Mudanças na CLT em 2026 incluem debate sobre jornada de 36 horas, salário mínimo de R$ 1.621 impactando extras e adicionais, regras mais rígidas para trabalho aos domingos, saúde mental como obrigação legal e FGTS Digital com depósitos via PIX e fiscalização em tempo real.
As mudanças na CLT em 2026 trazem impactos diretos na rotina do trabalhador com carteira assinada. Jornada reduzida, novo salário mínimo, regras mais rígidas para domingos, foco legal em saúde mental e FGTS digital exigem atenção imediata para evitar prejuízos.
A jornada de trabalho de 36 horas já pode virar realidade?
A proposta de jornada semanal de 36 horas ganhou força em 2026 e deixou de ser apenas teste de empresas inovadoras. O debate entrou em acordos coletivos e pautas legislativas, com foco em produtividade, redução do cansaço e combate ao presenteísmo.
Setores de tecnologia e serviços lideram a adoção do modelo, enquanto indústria e varejo discutem adaptação. A lógica é simples: menos horas não significam menos entrega, mas sim descanso estratégico para manter desempenho constante ao longo da semana.

Quais mudanças afetam diretamente o salário do trabalhador CLT?
O salário mínimo em 2026 foi fixado em R$ 1.621,00, valor que redefine a base de cálculo do mercado.
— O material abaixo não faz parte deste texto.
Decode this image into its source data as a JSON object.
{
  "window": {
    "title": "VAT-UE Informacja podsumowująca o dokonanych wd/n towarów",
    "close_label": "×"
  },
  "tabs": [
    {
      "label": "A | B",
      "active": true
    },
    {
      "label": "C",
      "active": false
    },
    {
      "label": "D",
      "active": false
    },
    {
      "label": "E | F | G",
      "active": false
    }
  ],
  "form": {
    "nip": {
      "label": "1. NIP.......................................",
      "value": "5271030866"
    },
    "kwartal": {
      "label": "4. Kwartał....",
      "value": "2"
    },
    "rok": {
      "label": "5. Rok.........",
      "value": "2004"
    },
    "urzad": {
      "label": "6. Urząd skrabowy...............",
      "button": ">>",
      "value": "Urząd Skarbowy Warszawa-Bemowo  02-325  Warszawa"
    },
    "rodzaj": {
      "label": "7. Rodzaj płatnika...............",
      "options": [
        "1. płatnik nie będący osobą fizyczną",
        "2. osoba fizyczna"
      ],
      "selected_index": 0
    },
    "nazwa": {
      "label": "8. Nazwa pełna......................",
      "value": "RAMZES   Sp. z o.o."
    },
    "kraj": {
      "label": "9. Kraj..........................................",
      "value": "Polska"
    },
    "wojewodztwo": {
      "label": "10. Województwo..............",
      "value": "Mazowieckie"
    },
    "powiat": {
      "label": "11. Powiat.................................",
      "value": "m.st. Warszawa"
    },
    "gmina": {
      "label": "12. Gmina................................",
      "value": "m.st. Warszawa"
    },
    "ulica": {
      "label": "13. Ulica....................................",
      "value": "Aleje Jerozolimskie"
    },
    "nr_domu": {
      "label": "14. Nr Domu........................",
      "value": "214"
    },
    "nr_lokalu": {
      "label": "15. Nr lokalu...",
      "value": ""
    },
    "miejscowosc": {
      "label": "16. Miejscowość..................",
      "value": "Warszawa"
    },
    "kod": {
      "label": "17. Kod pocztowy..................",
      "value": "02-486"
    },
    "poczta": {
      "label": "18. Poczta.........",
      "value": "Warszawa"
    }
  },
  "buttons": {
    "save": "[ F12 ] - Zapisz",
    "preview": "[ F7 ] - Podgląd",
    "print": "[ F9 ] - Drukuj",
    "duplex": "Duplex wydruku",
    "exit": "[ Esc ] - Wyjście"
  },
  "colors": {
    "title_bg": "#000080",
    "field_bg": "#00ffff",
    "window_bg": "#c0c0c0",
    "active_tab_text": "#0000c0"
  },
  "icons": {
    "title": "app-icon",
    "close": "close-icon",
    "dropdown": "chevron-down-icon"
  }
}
Esse reajuste impacta horas extras, adicionais noturnos e benefícios atrelados ao piso nacional, alterando a remuneração mensal na prática.
- Salário mínimo: novo piso nacional válido para todos os contratos CLT
- Hora extra: valor recalculado com base no piso atualizado
- Adicional noturno: aumento proporcional ao novo salário base
Trabalhar aos domingos ficou mais difícil em 2026?
As regras para trabalho aos domingos e feriados ficaram mais rígidas, principalmente no comércio. A simples decisão da empresa já não é suficiente, sendo obrigatória a previsão em convenção coletiva ou acordo formal com o sindicato.
Além disso, o descanso semanal remunerado precisa coincidir com o domingo ao menos uma vez a cada três semanas, conforme o setor. O objetivo é garantir previsibilidade de folga e reduzir escalas abusivas que afetam a vida social do trabalhador.

Por que a saúde mental agora virou obrigação legal?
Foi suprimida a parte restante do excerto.